Kim Guadagno, Republican, Lieutenant Governor of NJ since 2010
At a glance, Guadagno’s campaign is focused on “lowering property taxes,” “auditing Trenton,” and “creating opportunity.” Here are the candidate’s specific goals for education reform:
- Reforming the antiquated school funding formula.
- Expanding vocational education and apprenticeships.
- Advancing merit pay for teachers.
- Making higher education more flexible and affordable.
- Expanding school choice.
These bullet points, taken from Kim Guadagno’s website, are short and sweet, but require a little more unpacking. Some issues to think about might be how teachers are evaluated, how or if system would take into account the added struggle of teaching in impoverished areas, and how this would affect the workplace. Expanding school choice, which was at the center of President Trump’s education campaign, might mean implementing a voucher system, giving parents more options when choosing where they want to send their children.
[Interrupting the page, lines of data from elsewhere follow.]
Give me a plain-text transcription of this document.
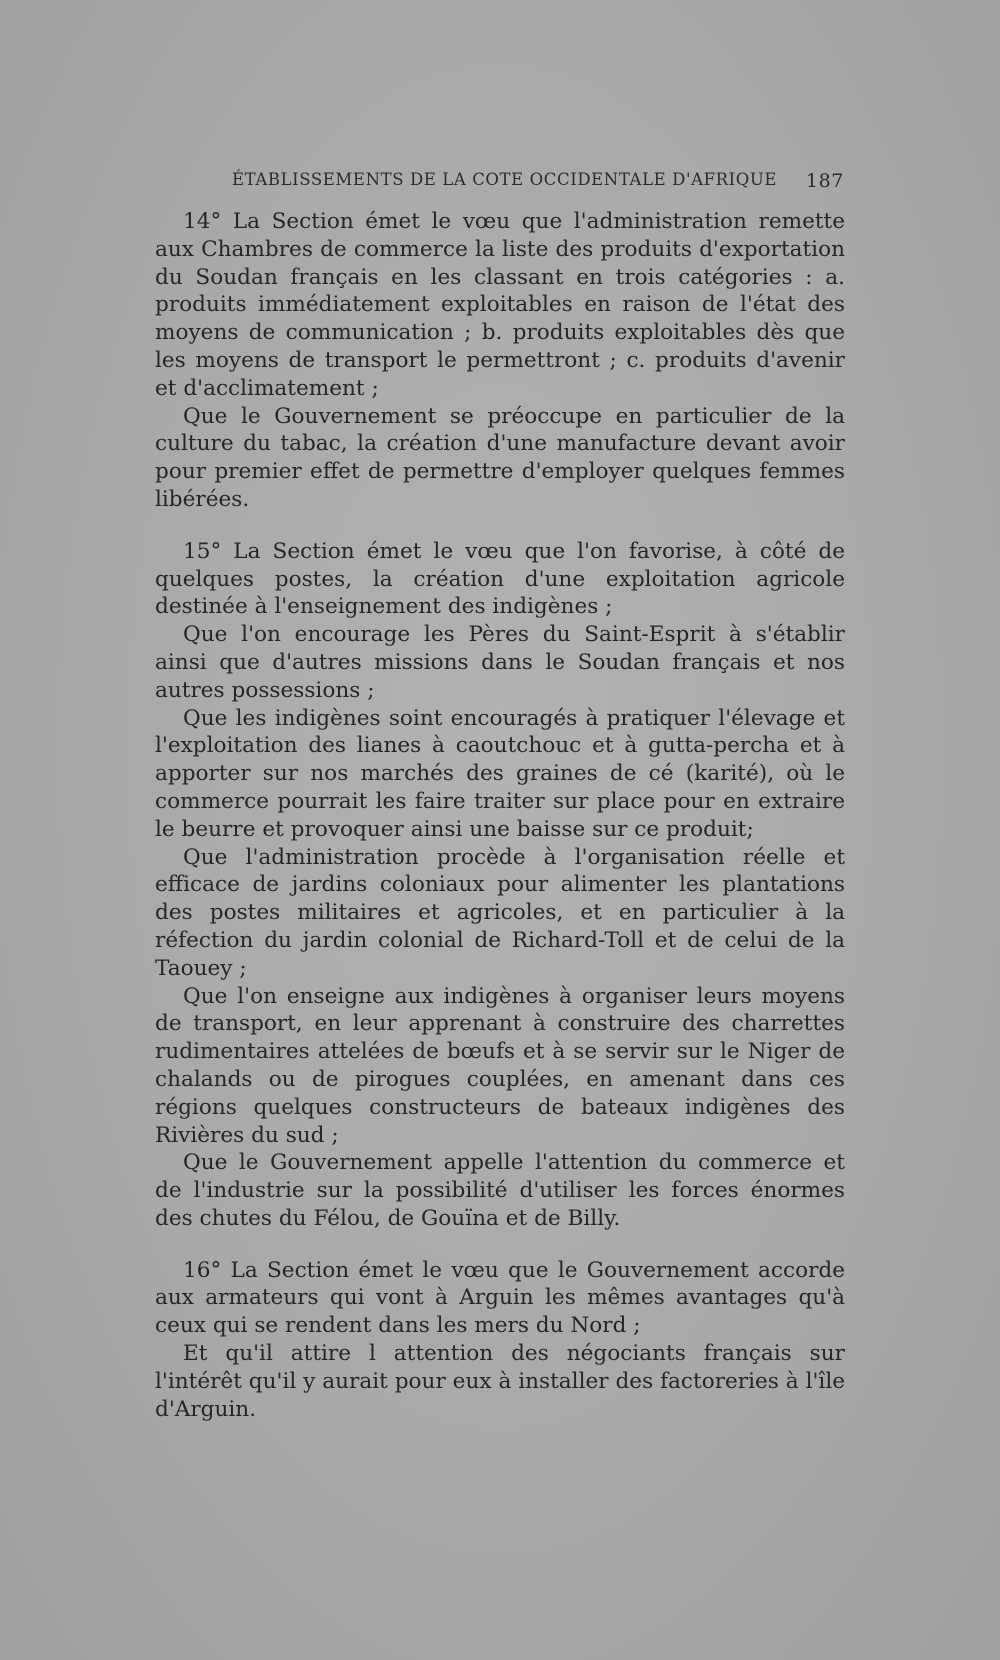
ÉTABLISSEMENTS DE LA COTE OCCIDENTALE D'AFRIQUE 187

14° La Section émet le vœu que l'administration remette aux Chambres de commerce la liste des produits d'exportation du Soudan français en les classant en trois catégories : a. produits immédiatement exploitables en raison de l'état des moyens de communication ; b. produits exploitables dès que les moyens de transport le permettront ; c. produits d'avenir et d'acclimatement ;

Que le Gouvernement se préoccupe en particulier de la culture du tabac, la création d'une manufacture devant avoir pour premier effet de permettre d'employer quelques femmes libérées.

15° La Section émet le vœu que l'on favorise, à côté de quelques postes, la création d'une exploitation agricole destinée à l'enseignement des indigènes ;

Que l'on encourage les Pères du Saint-Esprit à s'établir ainsi que d'autres missions dans le Soudan français et nos autres possessions ;

Que les indigènes soint encouragés à pratiquer l'élevage et l'exploitation des lianes à caoutchouc et à gutta-percha et à apporter sur nos marchés des graines de cé (karité), où le commerce pourrait les faire traiter sur place pour en extraire le beurre et provoquer ainsi une baisse sur ce produit;

Que l'administration procède à l'organisation réelle et efficace de jardins coloniaux pour alimenter les plantations des postes militaires et agricoles, et en particulier à la réfection du jardin colonial de Richard-Toll et de celui de la Taouey ;

Que l'on enseigne aux indigènes à organiser leurs moyens de transport, en leur apprenant à construire des charrettes rudimentaires attelées de bœufs et à se servir sur le Niger de chalands ou de pirogues couplées, en amenant dans ces régions quelques constructeurs de bateaux indigènes des Rivières du sud ;

Que le Gouvernement appelle l'attention du commerce et de l'industrie sur la possibilité d'utiliser les forces énormes des chutes du Félou, de Gouïna et de Billy.

16° La Section émet le vœu que le Gouvernement accorde aux armateurs qui vont à Arguin les mêmes avantages qu'à ceux qui se rendent dans les mers du Nord ;

Et qu'il attire l attention des négociants français sur l'intérêt qu'il y aurait pour eux à installer des factoreries à l'île d'Arguin.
If elected, Guadagno will order “a complete audit of state government finances, operations, and programs to root out waste, abuse and inefficiencies in all areas of state government.” In addition to supporting an independently elected attorney general (New Jersey allows the governor to appoint its top law enforcement official), and “zero-based budgeting” (“forcing all state spending to be justified based upon need and cost”), Kim also wants to “ensure educations dollars get to classrooms” and “fix school procurement and construction.”
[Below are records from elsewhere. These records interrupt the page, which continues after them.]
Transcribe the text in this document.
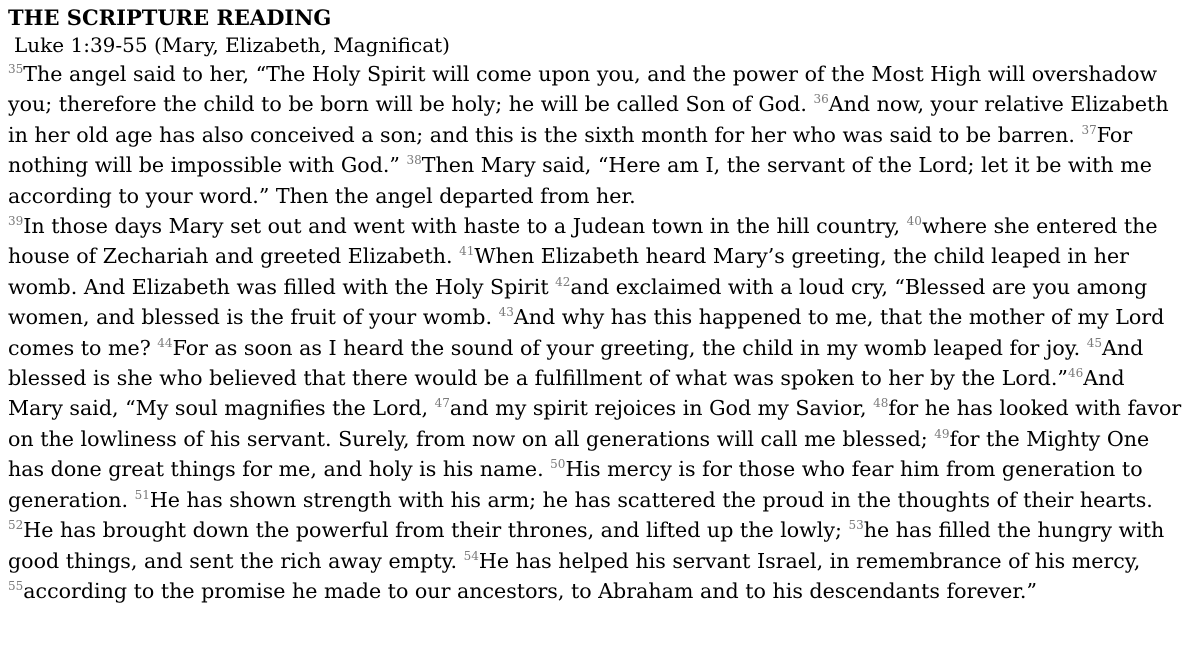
THE SCRIPTURE READING
Luke 1:39-55 (Mary, Elizabeth, Magnificat)
$^{35}$The angel said to her, “The Holy Spirit will come upon you, and the power of the Most High will overshadow you; therefore the child to be born will be holy; he will be called Son of God. $^{36}$And now, your relative Elizabeth in her old age has also conceived a son; and this is the sixth month for her who was said to be barren. $^{37}$For nothing will be impossible with God.” $^{38}$Then Mary said, “Here am I, the servant of the Lord; let it be with me according to your word.” Then the angel departed from her.
$^{39}$In those days Mary set out and went with haste to a Judean town in the hill country, $^{40}$where she entered the house of Zechariah and greeted Elizabeth. $^{41}$When Elizabeth heard Mary’s greeting, the child leaped in her womb. And Elizabeth was filled with the Holy Spirit $^{42}$and exclaimed with a loud cry, “Blessed are you among women, and blessed is the fruit of your womb. $^{43}$And why has this happened to me, that the mother of my Lord comes to me? $^{44}$For as soon as I heard the sound of your greeting, the child in my womb leaped for joy. $^{45}$And blessed is she who believed that there would be a fulfillment of what was spoken to her by the Lord.”$^{46}$And Mary said, “My soul magnifies the Lord, $^{47}$and my spirit rejoices in God my Savior, $^{48}$for he has looked with favor on the lowliness of his servant. Surely, from now on all generations will call me blessed; $^{49}$for the Mighty One has done great things for me, and holy is his name. $^{50}$His mercy is for those who fear him from generation to generation. $^{51}$He has shown strength with his arm; he has scattered the proud in the thoughts of their hearts. $^{52}$He has brought down the powerful from their thrones, and lifted up the lowly; $^{53}$he has filled the hungry with good things, and sent the rich away empty. $^{54}$He has helped his servant Israel, in remembrance of his mercy, $^{55}$according to the promise he made to our ancestors, to Abraham and to his descendants forever.”
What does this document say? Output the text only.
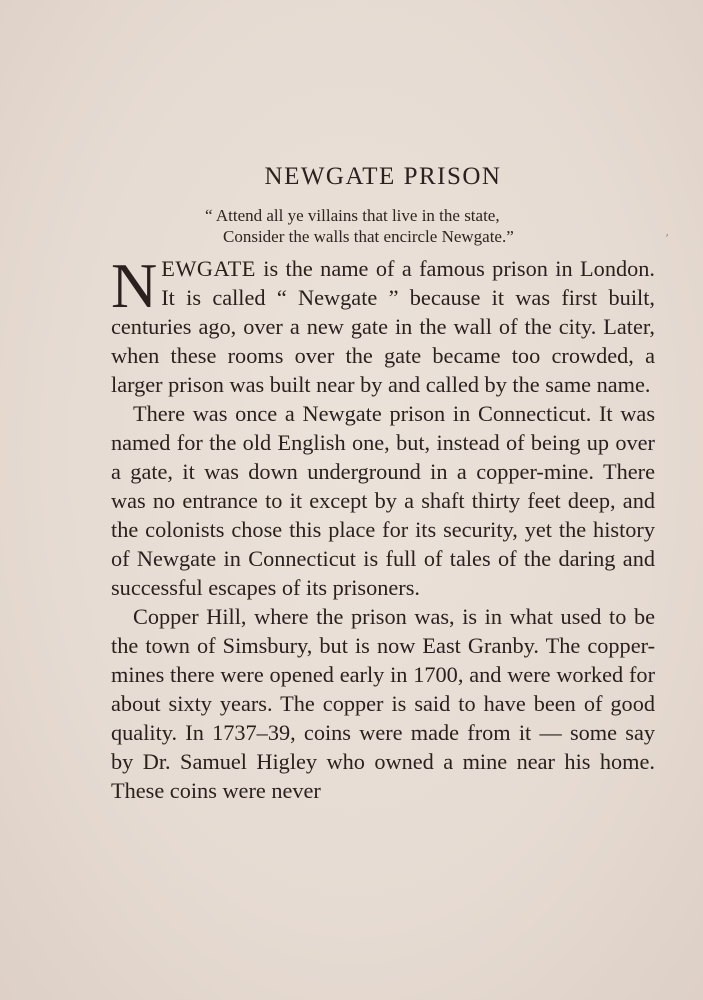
’
NEWGATE PRISON
“ Attend all ye villains that live in the state,
Consider the walls that encircle Newgate.”

NEWGATE is the name of a famous prison in London. It is called “ Newgate ” because it was first built, centuries ago, over a new gate in the wall of the city. Later, when these rooms over the gate became too crowded, a larger prison was built near by and called by the same name.

There was once a Newgate prison in Connecticut. It was named for the old English one, but, instead of being up over a gate, it was down underground in a copper-mine. There was no entrance to it except by a shaft thirty feet deep, and the colonists chose this place for its security, yet the history of Newgate in Connecticut is full of tales of the daring and successful escapes of its prisoners.

Copper Hill, where the prison was, is in what used to be the town of Simsbury, but is now East Granby. The copper-mines there were opened early in 1700, and were worked for about sixty years. The copper is said to have been of good quality. In 1737–39, coins were made from it — some say by Dr. Samuel Higley who owned a mine near his home. These coins were never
The Republican candidate promises to call on the State Department of Education to conduct an audit of the state’s 586 school districts to ensure we’re spending the money on improving education outcome for students.” She also wants to “establish a uniform, statewide procurement policy and system that will allow for the leveraging of statewide bargaining power to secure the best possible price for school goods.” Her website states, “New Jersey must also bring fairness to school construction by requiring the SDA districts to pay the same percentage on capital improvements as they do for their entire district budget.”
Guadagno also hopes to tackle the pension crisis. Here are her proposed solutions:
- Honoring pension commitment to current retirees
- Bringing public health insurance plans in line with private sector offerings
- Ending all pension abuse like imposing strict ‘1 public paycheck’ rule to stop double dipping
- Cutting Wall Street management fees
- Transferring the management of the Police and Firemen’s pension system to a risk-bearing entity
- Moving more public employees into cash balance plans.
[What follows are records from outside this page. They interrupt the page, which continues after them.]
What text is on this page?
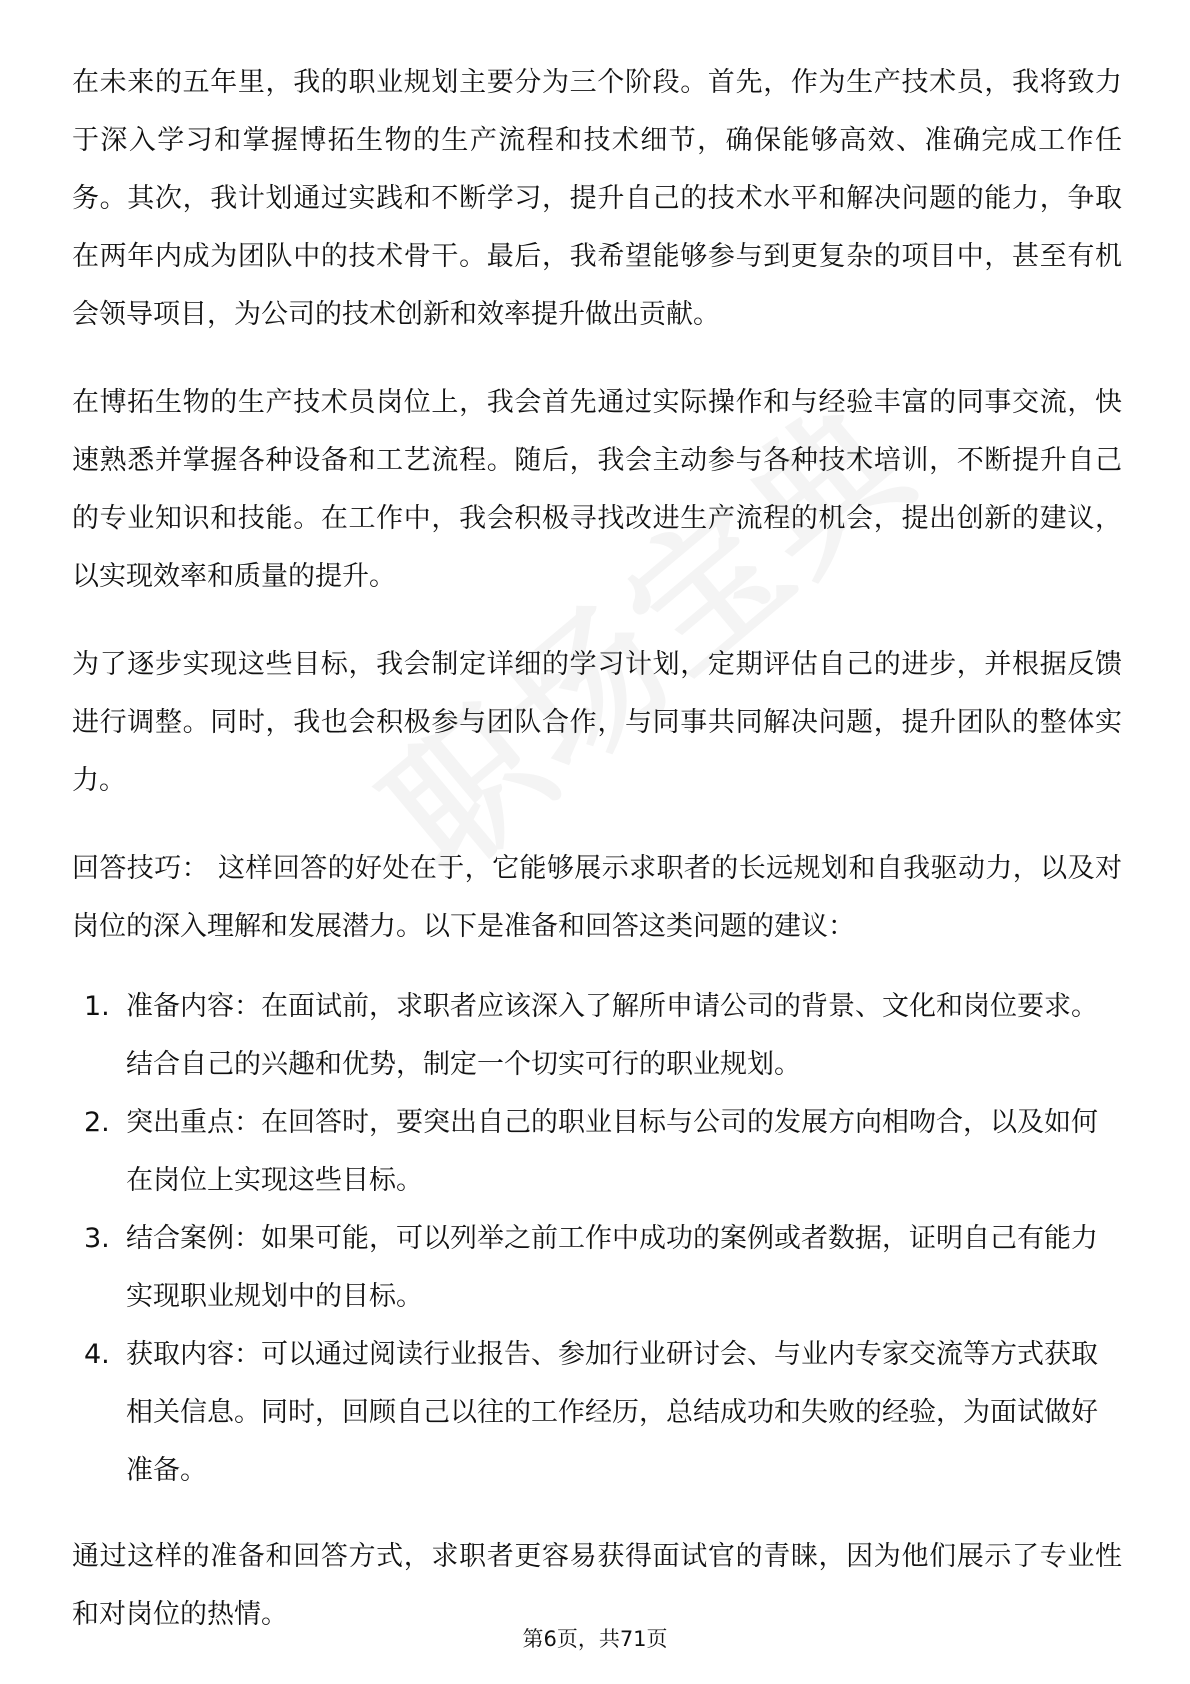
在未来的五年里，我的职业规划主要分为三个阶段。首先，作为生产技术员，我将致力于深入学习和掌握博拓生物的生产流程和技术细节，确保能够高效、准确完成工作任务。其次，我计划通过实践和不断学习，提升自己的技术水平和解决问题的能力，争取在两年内成为团队中的技术骨干。最后，我希望能够参与到更复杂的项目中，甚至有机会领导项目，为公司的技术创新和效率提升做出贡献。

在博拓生物的生产技术员岗位上，我会首先通过实际操作和与经验丰富的同事交流，快速熟悉并掌握各种设备和工艺流程。随后，我会主动参与各种技术培训，不断提升自己的专业知识和技能。在工作中，我会积极寻找改进生产流程的机会，提出创新的建议，以实现效率和质量的提升。

为了逐步实现这些目标，我会制定详细的学习计划，定期评估自己的进步，并根据反馈进行调整。同时，我也会积极参与团队合作，与同事共同解决问题，提升团队的整体实力。

回答技巧： 这样回答的好处在于，它能够展示求职者的长远规划和自我驱动力，以及对岗位的深入理解和发展潜力。以下是准备和回答这类问题的建议：

1. 准备内容：在面试前，求职者应该深入了解所申请公司的背景、文化和岗位要求。结合自己的兴趣和优势，制定一个切实可行的职业规划。
2. 突出重点：在回答时，要突出自己的职业目标与公司的发展方向相吻合，以及如何在岗位上实现这些目标。
3. 结合案例：如果可能，可以列举之前工作中成功的案例或者数据，证明自己有能力实现职业规划中的目标。
4. 获取内容：可以通过阅读行业报告、参加行业研讨会、与业内专家交流等方式获取相关信息。同时，回顾自己以往的工作经历，总结成功和失败的经验，为面试做好准备。

通过这样的准备和回答方式，求职者更容易获得面试官的青睐，因为他们展示了专业性和对岗位的热情。

第6页，共71页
Democrats worry that Guadagno’s push to further school choice will hurt public schools. Guadagno has also ruled out tax increase. As lieutenant governor, Guadagno did not address inequality in school funding.
Phil Murphy, Democrat
Website: https://www.murphy4nj.com
Phil Murphy states on his site, “We don’t get New Jersey right unless we get our economy right, and we don’t get our economy right unless we get education right.” How exactly does he hope to improve education?
Murphy focuses on the benefits of public schools, critiquing past leaders “who would rather spend money on tax breaks for large corporations than invest in our children’s future.” Here are his specific goals for education reform.
- Restoring and funding the only school funding formula that has been upheld by the Supreme Court;
- Working to expand free pre-K to all families in NJ;
- Ending high-stakes testing and replacing PARCC with shorter tests that provide real-time feedback to help educators correct problems immediately;
- Implementing a state-of-the-art STEM curriculum;
- Expanding access to community colleges for high school students and creating new vocational training programs to provide alternative pathways to success; and
- Giving local communities a stronger voice in education decisions by working to end state takeovers and abandoning the top-down approach of the Christie administration.
Phil Murphy “hopes” to make New Jersey more affordable for working- and middle-class citizens. His campaign is also focused on fixing the pension system in New Jersey. His website states:
“Phil has also led the effort to boost the pension funds’ returns by calling on the state to divest from private equity and hedge funds. These investments have cost us hundreds of millions in fees while delivering only middling results. Phil will stop this practice, and ensure that pension fund dollars are put to work for the people who earned them, not for Wall Street.”
The NJEA endorses Phil Murphy, but Republicans worry that Phil Murphy’s education plans will be too expensive to implement. He hopes to cut hedge fund investments, raise taxes on millionaires, cut corporate tax incentives, close loopholes for corporations, and legalize and tax marijuana in order to raise funds, but Republicans are both critical of these methods and skeptical that they will raise enough money.